Ese olor. Reconocía ese olor de algún lugar. Y se ponía nervioso. No era olor de comida, ni el olor de los pisos cuando se enceran. No era nada que formase parte de la rutina. Lo había sentido en el pasillo alguna vez, pero era difícil saber de dónde provenía. Quizá del techo o del suelo. Para él, el universo comenzaba y terminaba en esa casa, de modo que nada podía venir de afuera. Lo había verificado. Cuando se encaramaba a alguna ventana podía ver que todo lo de afuera era pequeño y lejano. A veces se acercaba algún pájaro pero él no podía saltar tan lejos, así que debía conformarse con las cucarachas que poblaban la cocina en verano o con alguna araña.

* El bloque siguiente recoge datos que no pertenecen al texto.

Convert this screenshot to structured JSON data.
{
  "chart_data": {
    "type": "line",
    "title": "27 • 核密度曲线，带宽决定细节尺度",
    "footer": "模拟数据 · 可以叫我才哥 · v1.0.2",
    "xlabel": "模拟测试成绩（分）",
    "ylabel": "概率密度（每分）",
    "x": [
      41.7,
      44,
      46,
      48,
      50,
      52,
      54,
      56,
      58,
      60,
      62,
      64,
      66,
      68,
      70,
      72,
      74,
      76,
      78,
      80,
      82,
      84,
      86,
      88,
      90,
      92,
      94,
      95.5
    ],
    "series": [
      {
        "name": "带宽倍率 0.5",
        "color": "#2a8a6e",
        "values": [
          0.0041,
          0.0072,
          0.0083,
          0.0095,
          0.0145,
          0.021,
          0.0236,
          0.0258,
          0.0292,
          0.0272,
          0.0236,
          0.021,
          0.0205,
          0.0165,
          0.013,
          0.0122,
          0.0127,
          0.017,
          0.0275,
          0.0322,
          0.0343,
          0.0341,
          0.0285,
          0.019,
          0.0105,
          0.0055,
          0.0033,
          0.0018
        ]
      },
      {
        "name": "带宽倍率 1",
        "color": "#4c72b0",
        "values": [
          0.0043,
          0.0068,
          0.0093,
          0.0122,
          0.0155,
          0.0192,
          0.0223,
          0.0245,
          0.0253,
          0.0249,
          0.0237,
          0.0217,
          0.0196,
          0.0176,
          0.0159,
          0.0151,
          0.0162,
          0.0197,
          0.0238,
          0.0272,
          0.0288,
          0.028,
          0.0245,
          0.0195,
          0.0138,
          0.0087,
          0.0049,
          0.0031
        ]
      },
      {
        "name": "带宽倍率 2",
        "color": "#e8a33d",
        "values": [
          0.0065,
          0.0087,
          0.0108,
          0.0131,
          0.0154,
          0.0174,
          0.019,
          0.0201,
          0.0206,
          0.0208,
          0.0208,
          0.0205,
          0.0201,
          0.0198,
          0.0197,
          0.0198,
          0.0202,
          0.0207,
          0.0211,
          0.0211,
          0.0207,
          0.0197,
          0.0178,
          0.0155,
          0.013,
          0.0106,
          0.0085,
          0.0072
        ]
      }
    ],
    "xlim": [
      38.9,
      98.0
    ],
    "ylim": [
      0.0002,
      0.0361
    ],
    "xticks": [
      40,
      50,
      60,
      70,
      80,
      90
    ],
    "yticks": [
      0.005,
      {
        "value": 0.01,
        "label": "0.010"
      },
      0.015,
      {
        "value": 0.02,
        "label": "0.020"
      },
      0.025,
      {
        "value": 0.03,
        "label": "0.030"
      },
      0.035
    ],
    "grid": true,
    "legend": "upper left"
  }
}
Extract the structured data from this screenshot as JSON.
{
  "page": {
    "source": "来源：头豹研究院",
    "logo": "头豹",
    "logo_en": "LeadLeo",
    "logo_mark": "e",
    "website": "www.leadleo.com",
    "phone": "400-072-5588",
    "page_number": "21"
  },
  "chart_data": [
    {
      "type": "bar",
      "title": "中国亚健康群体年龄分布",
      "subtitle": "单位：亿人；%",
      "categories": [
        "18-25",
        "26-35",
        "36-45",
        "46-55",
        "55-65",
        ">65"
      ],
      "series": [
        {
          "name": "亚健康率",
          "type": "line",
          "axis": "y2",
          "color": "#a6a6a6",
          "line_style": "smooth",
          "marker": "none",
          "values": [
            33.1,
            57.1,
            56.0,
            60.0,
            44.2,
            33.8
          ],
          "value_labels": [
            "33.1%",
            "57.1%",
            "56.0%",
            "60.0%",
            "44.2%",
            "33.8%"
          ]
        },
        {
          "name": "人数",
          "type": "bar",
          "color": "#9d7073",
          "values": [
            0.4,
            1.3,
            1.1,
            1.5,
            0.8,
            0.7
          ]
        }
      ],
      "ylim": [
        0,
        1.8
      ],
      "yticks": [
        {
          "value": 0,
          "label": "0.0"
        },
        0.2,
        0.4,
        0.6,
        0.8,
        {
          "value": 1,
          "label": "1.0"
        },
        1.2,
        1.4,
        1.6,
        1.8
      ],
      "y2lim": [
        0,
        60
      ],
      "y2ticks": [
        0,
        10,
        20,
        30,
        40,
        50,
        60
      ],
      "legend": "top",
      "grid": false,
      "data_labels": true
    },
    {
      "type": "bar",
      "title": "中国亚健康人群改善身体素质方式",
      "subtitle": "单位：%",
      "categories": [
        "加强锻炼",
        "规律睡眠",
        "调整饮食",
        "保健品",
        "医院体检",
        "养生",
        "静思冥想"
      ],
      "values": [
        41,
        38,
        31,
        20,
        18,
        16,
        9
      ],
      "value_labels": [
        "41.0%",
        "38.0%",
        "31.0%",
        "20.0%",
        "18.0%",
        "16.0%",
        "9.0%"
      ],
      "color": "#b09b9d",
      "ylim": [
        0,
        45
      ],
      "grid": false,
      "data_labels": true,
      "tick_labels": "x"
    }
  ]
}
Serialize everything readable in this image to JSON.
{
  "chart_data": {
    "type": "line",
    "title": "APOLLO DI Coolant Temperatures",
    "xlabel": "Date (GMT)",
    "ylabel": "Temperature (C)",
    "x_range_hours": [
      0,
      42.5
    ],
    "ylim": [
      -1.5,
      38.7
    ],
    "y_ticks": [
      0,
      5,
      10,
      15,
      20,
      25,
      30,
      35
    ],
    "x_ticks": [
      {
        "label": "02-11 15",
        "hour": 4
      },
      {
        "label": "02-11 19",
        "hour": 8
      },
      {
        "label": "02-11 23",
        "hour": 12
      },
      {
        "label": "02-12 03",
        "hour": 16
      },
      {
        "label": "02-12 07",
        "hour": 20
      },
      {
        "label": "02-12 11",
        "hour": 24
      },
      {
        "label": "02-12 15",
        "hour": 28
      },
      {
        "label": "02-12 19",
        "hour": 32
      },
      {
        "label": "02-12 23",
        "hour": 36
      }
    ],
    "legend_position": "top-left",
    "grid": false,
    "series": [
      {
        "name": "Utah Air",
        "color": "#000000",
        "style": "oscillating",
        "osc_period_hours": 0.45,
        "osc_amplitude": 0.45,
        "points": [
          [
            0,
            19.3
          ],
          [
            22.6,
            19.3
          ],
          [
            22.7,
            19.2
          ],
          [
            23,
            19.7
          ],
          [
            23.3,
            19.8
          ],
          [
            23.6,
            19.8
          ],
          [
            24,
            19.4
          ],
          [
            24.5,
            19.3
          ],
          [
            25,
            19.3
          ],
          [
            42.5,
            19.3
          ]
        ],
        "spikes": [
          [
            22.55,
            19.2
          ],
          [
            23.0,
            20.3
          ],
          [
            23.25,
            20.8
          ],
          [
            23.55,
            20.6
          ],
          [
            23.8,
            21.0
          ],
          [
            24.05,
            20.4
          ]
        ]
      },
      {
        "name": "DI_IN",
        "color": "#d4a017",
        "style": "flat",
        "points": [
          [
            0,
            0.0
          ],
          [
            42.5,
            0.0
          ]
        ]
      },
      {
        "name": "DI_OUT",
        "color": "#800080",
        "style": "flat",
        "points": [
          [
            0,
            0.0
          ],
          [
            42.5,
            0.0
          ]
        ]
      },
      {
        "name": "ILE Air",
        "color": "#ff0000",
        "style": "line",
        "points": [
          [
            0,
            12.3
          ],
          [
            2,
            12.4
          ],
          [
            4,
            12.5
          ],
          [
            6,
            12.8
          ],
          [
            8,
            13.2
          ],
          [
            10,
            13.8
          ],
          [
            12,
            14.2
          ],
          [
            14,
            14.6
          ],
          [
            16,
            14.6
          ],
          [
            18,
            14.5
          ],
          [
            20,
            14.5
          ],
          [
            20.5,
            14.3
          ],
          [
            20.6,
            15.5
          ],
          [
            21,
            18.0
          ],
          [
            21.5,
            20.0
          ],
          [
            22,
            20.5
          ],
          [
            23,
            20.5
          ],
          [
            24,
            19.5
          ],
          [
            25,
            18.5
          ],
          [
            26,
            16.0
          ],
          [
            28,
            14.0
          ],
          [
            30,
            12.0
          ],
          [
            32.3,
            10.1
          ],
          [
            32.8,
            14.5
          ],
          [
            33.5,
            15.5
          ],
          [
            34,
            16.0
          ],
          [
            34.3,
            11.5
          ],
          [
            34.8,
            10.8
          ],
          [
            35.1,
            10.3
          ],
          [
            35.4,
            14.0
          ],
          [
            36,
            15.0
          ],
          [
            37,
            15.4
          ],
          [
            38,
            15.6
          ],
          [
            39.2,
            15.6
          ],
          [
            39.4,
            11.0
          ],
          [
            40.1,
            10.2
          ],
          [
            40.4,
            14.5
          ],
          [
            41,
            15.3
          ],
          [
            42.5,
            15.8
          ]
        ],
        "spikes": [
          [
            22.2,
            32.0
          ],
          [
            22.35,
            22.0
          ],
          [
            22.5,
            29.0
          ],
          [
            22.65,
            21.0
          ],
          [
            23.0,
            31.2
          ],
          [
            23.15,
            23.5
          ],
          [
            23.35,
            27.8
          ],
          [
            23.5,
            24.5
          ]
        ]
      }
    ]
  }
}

A veces aparecía en casa alguien nuevo, pero seguramente era producido por el umbral. En el umbral, todos los de la casa desaparecían por la mañana y eran reproducidos por la tarde para cuidar de él. Pero ese olor no era de ninguno de ellos. No era el olor a rancio del Papapa, ni los perfumes dulzones de la mamá ni el desodorante del papá ni el olor a sudor y barro de Sergio. Era mejor. Desesperantemente mejor. ¿De dónde vendría? Sintió un impulso desconocido y se preocupó. Sabía que era malo. Trató de reprimirlo. Buscó su caja con la vista. Estaba lejos, más allá de la cocina. Además, el impulso lo obligaba a hacer algo inmediatamente, y a hacerlo justo en donde estaba. Cosas del olor. Arañó la alfombra en un último esfuerzo por resistir. Pero no fue posible. Emitió un par de gemidos pidiendo ayuda. Nadie respondió. Incapaz de aguantar más, trepó sobre el sofá, rascó su superficie un poco, se acomodó y vació sus riñones sobre el tapiz verde de los cojines. Sintió un alivio indescriptible. Trató de enterrar lo que había hecho, pero la superficie del sofá no era como la tierra. De todos modos, hizo lo que pudo y salió corriendo a la cocina, porque sabía que había hecho algo muy muy malo.